In terms of the relationship between formal roles (i.e., profession) and information structures, we found that formal roles are important in the creation of informal networks and in knowledge flows. Nurses and physicians for instance, have the highest degree centrality. However, the more significant nodes in regards to information diffusion may be the outliers with extreme betweenness centrality. These agents are able to mitigate communication flows between otherwise disconnected graphs. In other subgraphs, counselors, sitters, and therapists may play an interesting role when it comes to information flows given the high proportion that have high betweenness but low degree centrality. Moreover, we found that therapists have spread knowledge to the most number of agents. Further exploration of the network structures surrounding these agents is needed to better understand the role they play. Hierarchical clustering found that agents sharing the same profession were often spread across many clusters, however, there still maintains a pattern to the clustering that follows these formal roles. This suggests that formal structures are important in the creation of informal networks and in knowledge flows. However, their importance may be less significant than expected given the large variation in centrality measures by profession and the spread across many clusters.
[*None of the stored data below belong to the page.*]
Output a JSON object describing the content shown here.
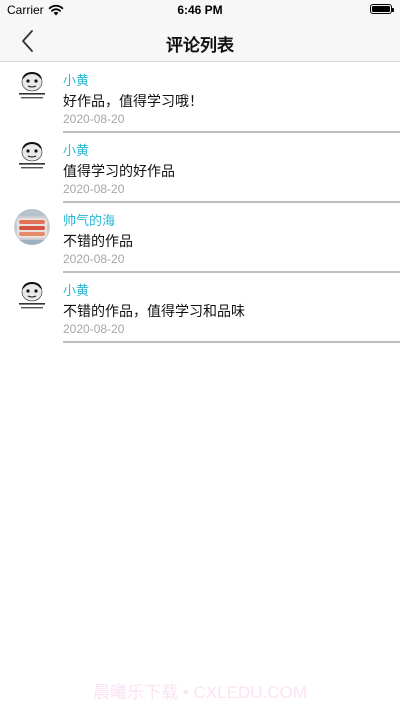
{
  "status_bar": {
    "carrier": "Carrier",
    "time": "6:46 PM",
    "wifi_icon": "wifi-icon",
    "battery_icon": "battery-icon",
    "battery_level": 1.0
  },
  "nav": {
    "title": "评论列表",
    "back_icon": "chevron-left-icon"
  },
  "comments": [
    {
      "name": "小黄",
      "text": "好作品，值得学习哦！",
      "date": "2020-08-20",
      "avatar": "meme-face"
    },
    {
      "name": "小黄",
      "text": "值得学习的好作品",
      "date": "2020-08-20",
      "avatar": "meme-face"
    },
    {
      "name": "帅气的海",
      "text": "不错的作品",
      "date": "2020-08-20",
      "avatar": "food-photo"
    },
    {
      "name": "小黄",
      "text": "不错的作品，值得学习和品味",
      "date": "2020-08-20",
      "avatar": "meme-face"
    }
  ],
  "colors": {
    "username": "#2bb7d4",
    "date": "#a6a6a6",
    "divider": "#bdbdbd",
    "watermark": "#fbe3f4"
  },
  "watermark": "晨曦乐下载 • CXLEDU.COM"
}
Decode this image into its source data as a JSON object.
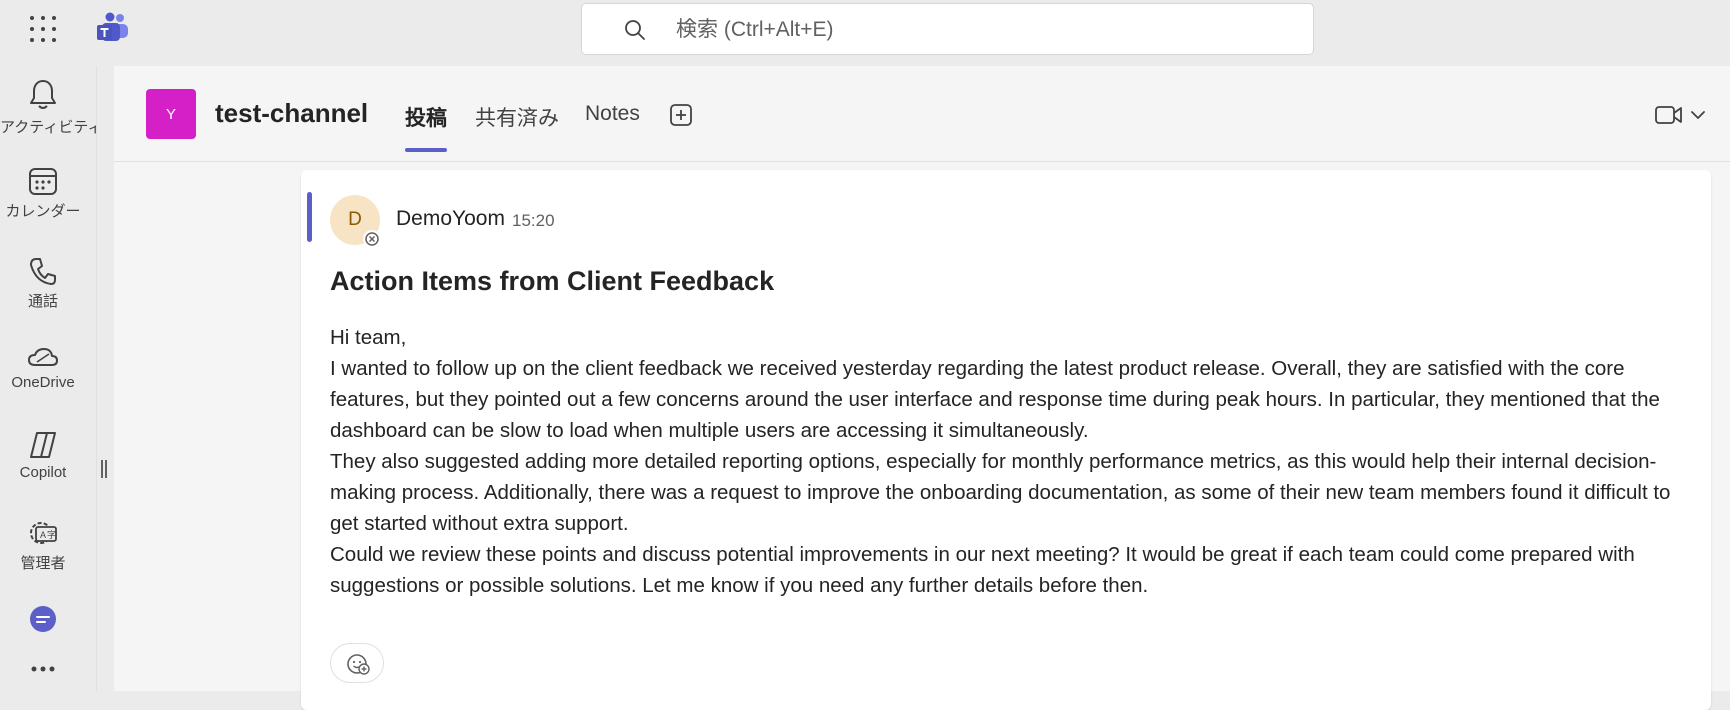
{
  "search": {
    "placeholder": "検索 (Ctrl+Alt+E)"
  },
  "icons": {
    "app_launcher": "waffle-icon",
    "app_logo": "teams-logo-icon",
    "search": "search-icon"
  },
  "rail": {
    "items": [
      {
        "label": "アクティビティ",
        "icon": "bell-icon"
      },
      {
        "label": "カレンダー",
        "icon": "calendar-icon"
      },
      {
        "label": "通話",
        "icon": "phone-icon"
      },
      {
        "label": "OneDrive",
        "icon": "cloud-icon"
      },
      {
        "label": "Copilot",
        "icon": "copilot-icon"
      },
      {
        "label": "管理者",
        "icon": "admin-gear-icon"
      }
    ]
  },
  "channel": {
    "team_initial": "Y",
    "team_color": "#d520c8",
    "name": "test-channel",
    "tabs": [
      {
        "label": "投稿",
        "active": true
      },
      {
        "label": "共有済み",
        "active": false
      },
      {
        "label": "Notes",
        "active": false
      }
    ]
  },
  "post": {
    "author_initial": "D",
    "author": "DemoYoom",
    "time": "15:20",
    "subject": "Action Items from Client Feedback",
    "paragraphs": [
      "Hi team,",
      "I wanted to follow up on the client feedback we received yesterday regarding the latest product release. Overall, they are satisfied with the core features, but they pointed out a few concerns around the user interface and response time during peak hours. In particular, they mentioned that the dashboard can be slow to load when multiple users are accessing it simultaneously.",
      "They also suggested adding more detailed reporting options, especially for monthly performance metrics, as this would help their internal decision-making process. Additionally, there was a request to improve the onboarding documentation, as some of their new team members found it difficult to get started without extra support.",
      "Could we review these points and discuss potential improvements in our next meeting? It would be great if each team could come prepared with suggestions or possible solutions. Let me know if you need any further details before then."
    ]
  },
  "colors": {
    "accent": "#5b5fc7",
    "team_avatar": "#d520c8",
    "author_avatar_bg": "#f7e4c4"
  }
}
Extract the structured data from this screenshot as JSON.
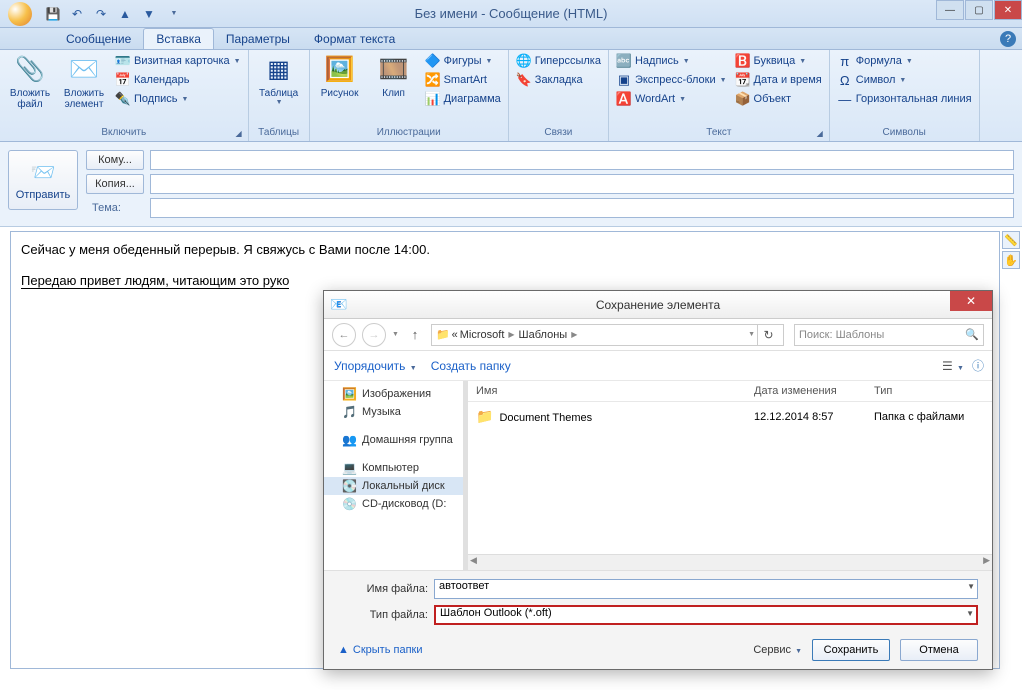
{
  "titlebar": {
    "title": "Без имени - Сообщение (HTML)"
  },
  "ribbon_tabs": {
    "t1": "Сообщение",
    "t2": "Вставка",
    "t3": "Параметры",
    "t4": "Формат текста"
  },
  "ribbon": {
    "include": {
      "attach_file": "Вложить файл",
      "attach_item": "Вложить элемент",
      "business_card": "Визитная карточка",
      "calendar": "Календарь",
      "signature": "Подпись",
      "label": "Включить"
    },
    "tables": {
      "table": "Таблица",
      "label": "Таблицы"
    },
    "illus": {
      "picture": "Рисунок",
      "clip": "Клип",
      "shapes": "Фигуры",
      "smartart": "SmartArt",
      "chart": "Диаграмма",
      "label": "Иллюстрации"
    },
    "links": {
      "hyperlink": "Гиперссылка",
      "bookmark": "Закладка",
      "label": "Связи"
    },
    "text": {
      "textbox": "Надпись",
      "quickparts": "Экспресс-блоки",
      "wordart": "WordArt",
      "dropcap": "Буквица",
      "datetime": "Дата и время",
      "object": "Объект",
      "label": "Текст"
    },
    "symbols": {
      "equation": "Формула",
      "symbol": "Символ",
      "hline": "Горизонтальная линия",
      "label": "Символы"
    }
  },
  "compose": {
    "send": "Отправить",
    "to": "Кому...",
    "cc": "Копия...",
    "subject": "Тема:"
  },
  "body": {
    "line1": "Сейчас у меня обеденный перерыв. Я свяжусь с Вами после 14:00.",
    "line2": "Передаю привет людям, читающим это руко"
  },
  "dialog": {
    "title": "Сохранение элемента",
    "crumb_prefix": "«",
    "crumb1": "Microsoft",
    "crumb2": "Шаблоны",
    "search_ph": "Поиск: Шаблоны",
    "organize": "Упорядочить",
    "newfolder": "Создать папку",
    "tree": {
      "pictures": "Изображения",
      "music": "Музыка",
      "homegroup": "Домашняя группа",
      "computer": "Компьютер",
      "localdisk": "Локальный диск",
      "cddrive": "CD-дисковод (D:"
    },
    "cols": {
      "name": "Имя",
      "date": "Дата изменения",
      "type": "Тип"
    },
    "row": {
      "name": "Document Themes",
      "date": "12.12.2014 8:57",
      "type": "Папка с файлами"
    },
    "filename_lbl": "Имя файла:",
    "filename_val": "автоответ",
    "filetype_lbl": "Тип файла:",
    "filetype_val": "Шаблон Outlook (*.oft)",
    "hide": "Скрыть папки",
    "service": "Сервис",
    "save": "Сохранить",
    "cancel": "Отмена"
  }
}
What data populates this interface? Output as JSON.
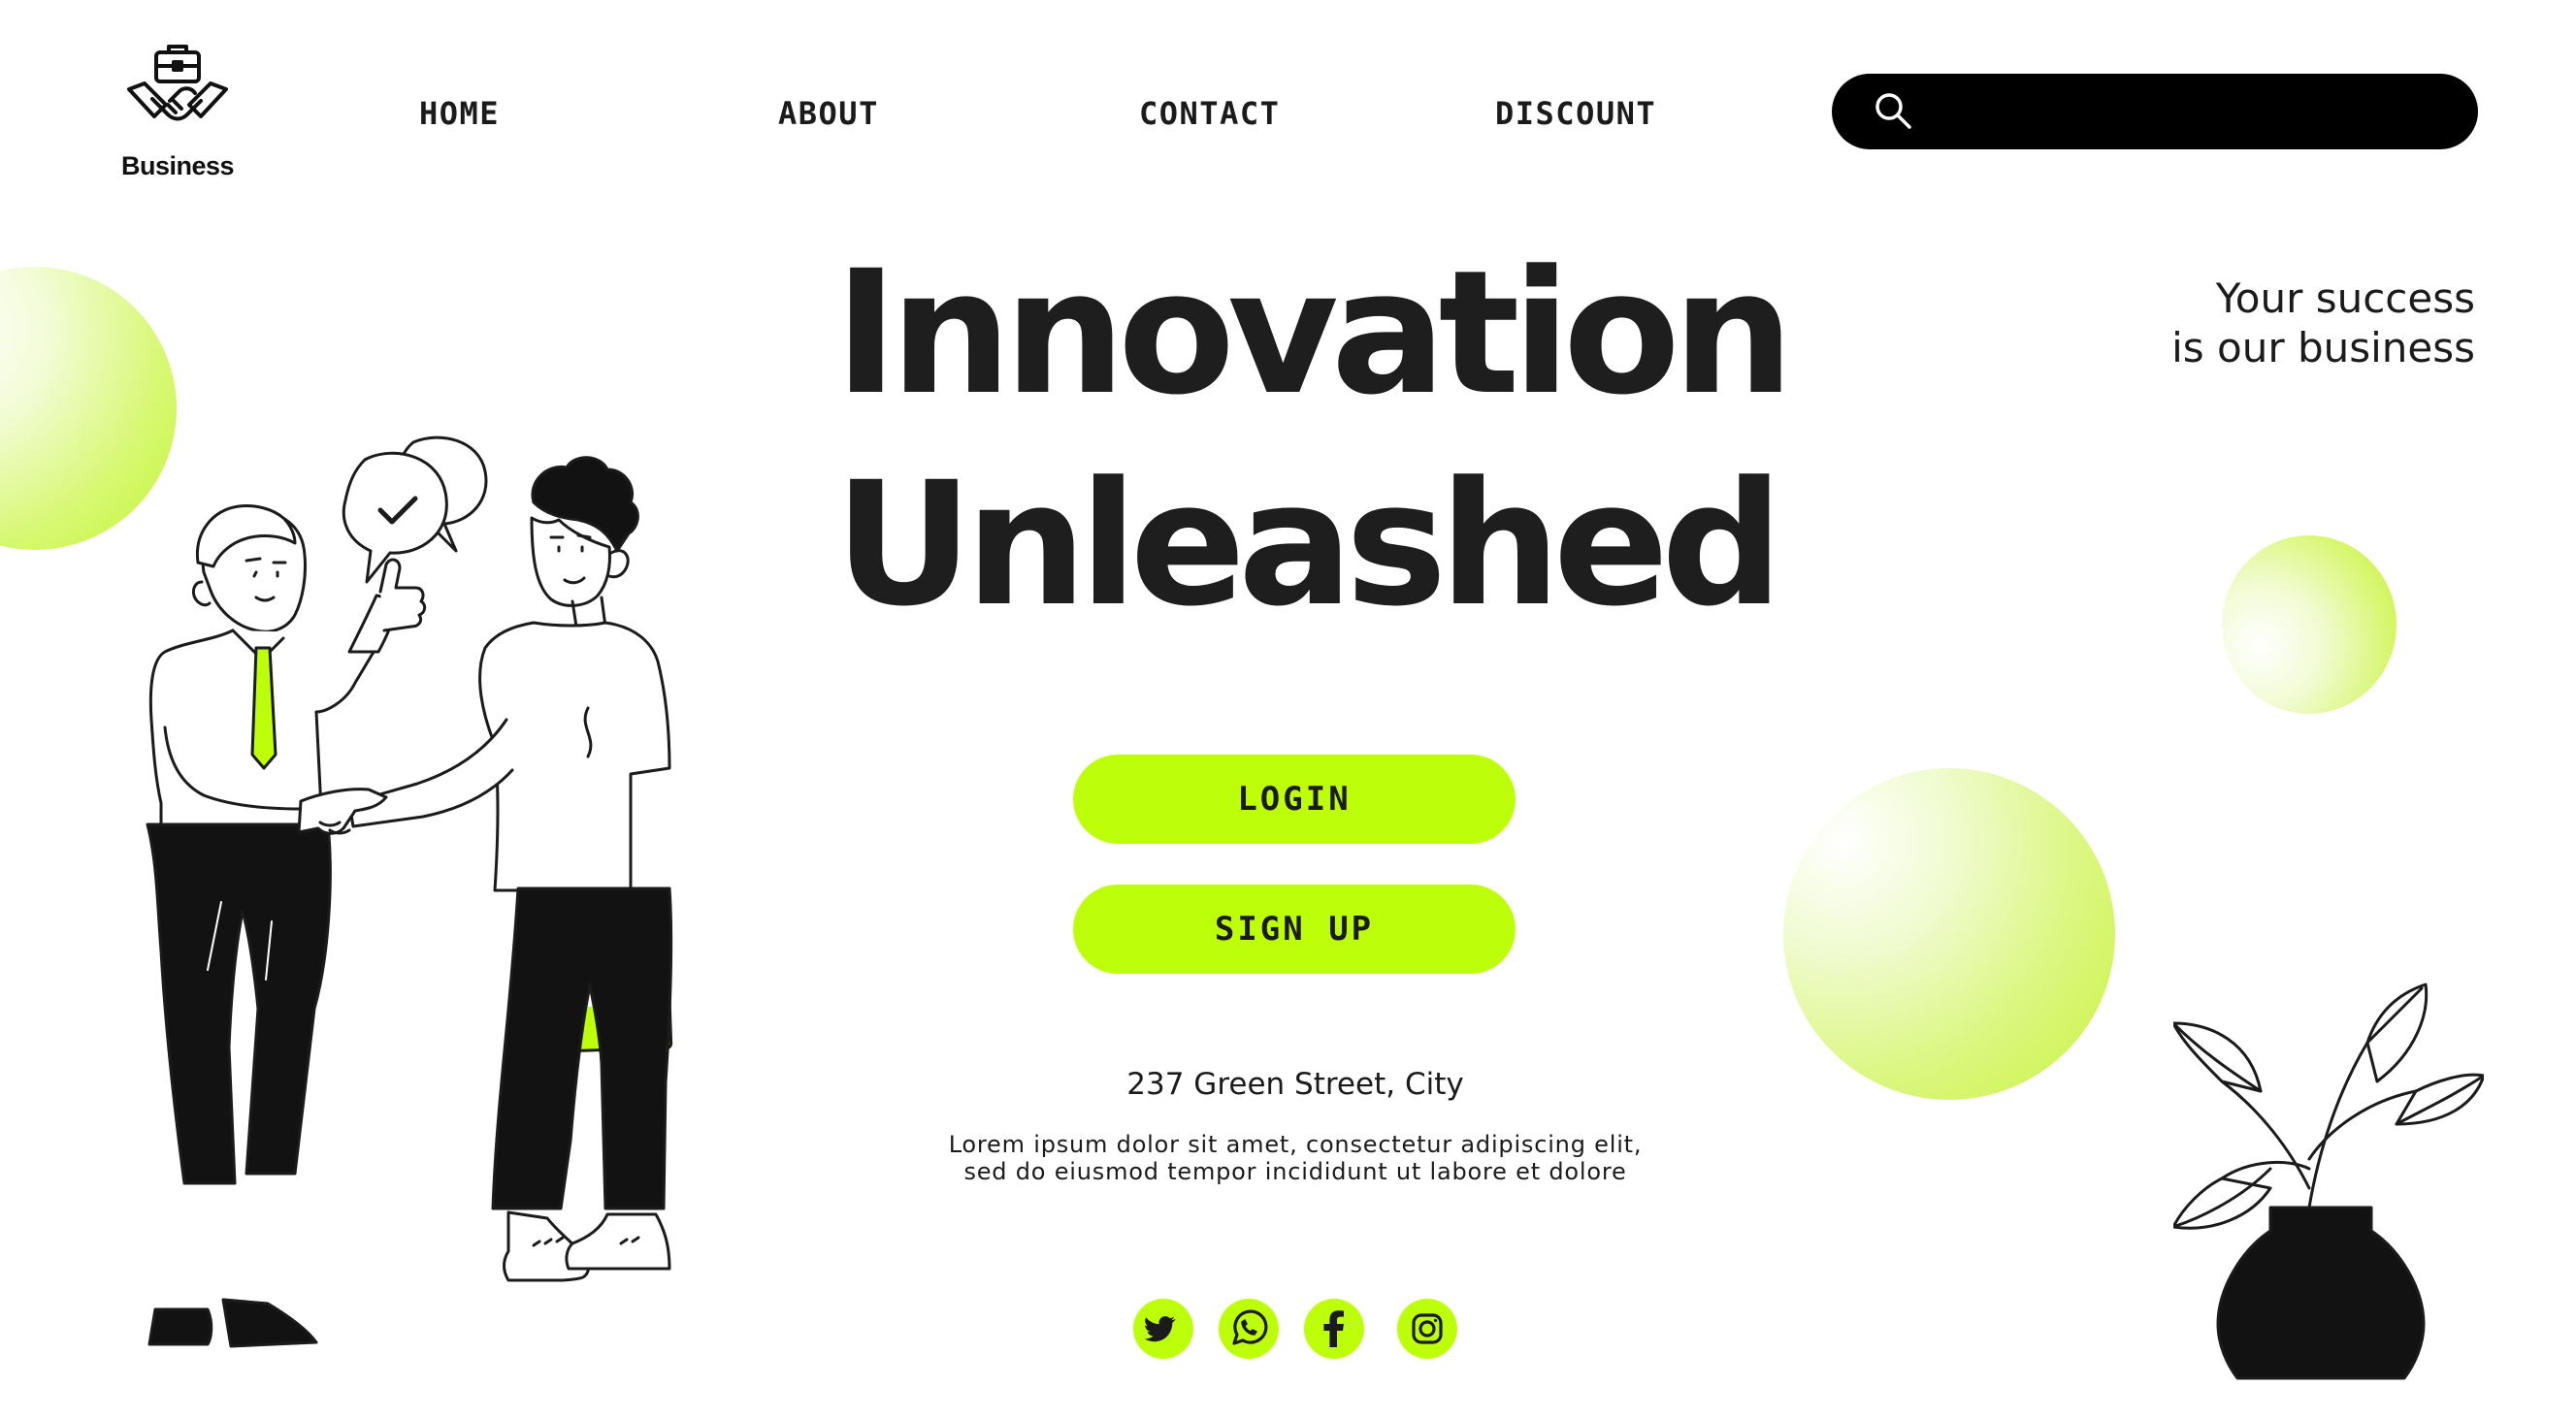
{
  "brand": {
    "name": "Business",
    "icon": "briefcase-handshake-icon"
  },
  "nav": {
    "items": [
      {
        "label": "HOME"
      },
      {
        "label": "ABOUT"
      },
      {
        "label": "CONTACT"
      },
      {
        "label": "DISCOUNT"
      }
    ]
  },
  "search": {
    "placeholder": "",
    "value": "",
    "icon": "search-icon"
  },
  "hero": {
    "headline_line1": "Innovation",
    "headline_line2": "Unleashed",
    "tagline_line1": "Your success",
    "tagline_line2": "is our business"
  },
  "actions": {
    "login_label": "LOGIN",
    "signup_label": "SIGN UP"
  },
  "footer": {
    "address": "237 Green Street, City",
    "description_line1": "Lorem ipsum dolor sit amet, consectetur adipiscing elit,",
    "description_line2": "sed do eiusmod tempor incididunt ut labore et dolore"
  },
  "social": [
    "twitter-icon",
    "whatsapp-icon",
    "facebook-icon",
    "instagram-icon"
  ],
  "colors": {
    "accent": "#bdff0a",
    "text": "#1b1b1b",
    "search_bg": "#000000",
    "background": "#ffffff"
  }
}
As with all modeling endeavors, however, there are some limitations with the current model that could play a role in the dynamics of the social networks and knowledge sharing. This is why we have tried to be as transparent as possible by providing the detailed ODD+D, the source code, and data to run the model. In future work, we may want to introduce uncertainty into the contact networks beyond the small level of “noise”. By establishing the rules for how the agent’s activity schedules are created, for example, schedules could be modeled dynamically, allowing them to respond to changes in the environment and to the behavior of other agents and their interactions. A deeper evaluation of the factors that impact the decay and creation of social ties could also be performed. We could also refine what we mean by knowledge by concretely defining the type of knowledge being modeled and implementing dynamic processes for the encoding, recollecting, and degradation of knowledge over time. Even with these limitations, however, this model sheds some light into the underlying network structures and dynamics of knowledge sharing in a hospital setting.

Effective attrition and leadership policies require the acknowledgement of the existence of informal structures and an individual’s dual role in explicit and implicit structures. Interactions within organizations are not limited to the official organizational chart. Personnel policies must acknowledge and support employees in both roles to increase organizational effectiveness. The impact of attrition on informal structures and knowledge sharing may be difficult to anticipate. However, understanding such patterns are important. Using the modeling approach here, we can simulate a scenario by which specific employees are removed or we can observe outcomes when communication strategies are changed, such as starting knowledge with different employees based on their unique positions within an organization. We can then observe the impact these changes have on network structures, attitudes, and ultimately, knowledge flows within the organization.

For managers, understanding the informal structures, such as informal roles and subcultures, that emerge and interact with the formal organizational hierarchy is crucial for understanding the underlying dynamics of an organization. By “re-creating” the movements and interactions of employees within an organization and applying theory to model attitude and network formation, we can simulate and potentially anticipate the impact of different resource planning and communication strategies on organizational processes and outcomes, such as knowledge sharing.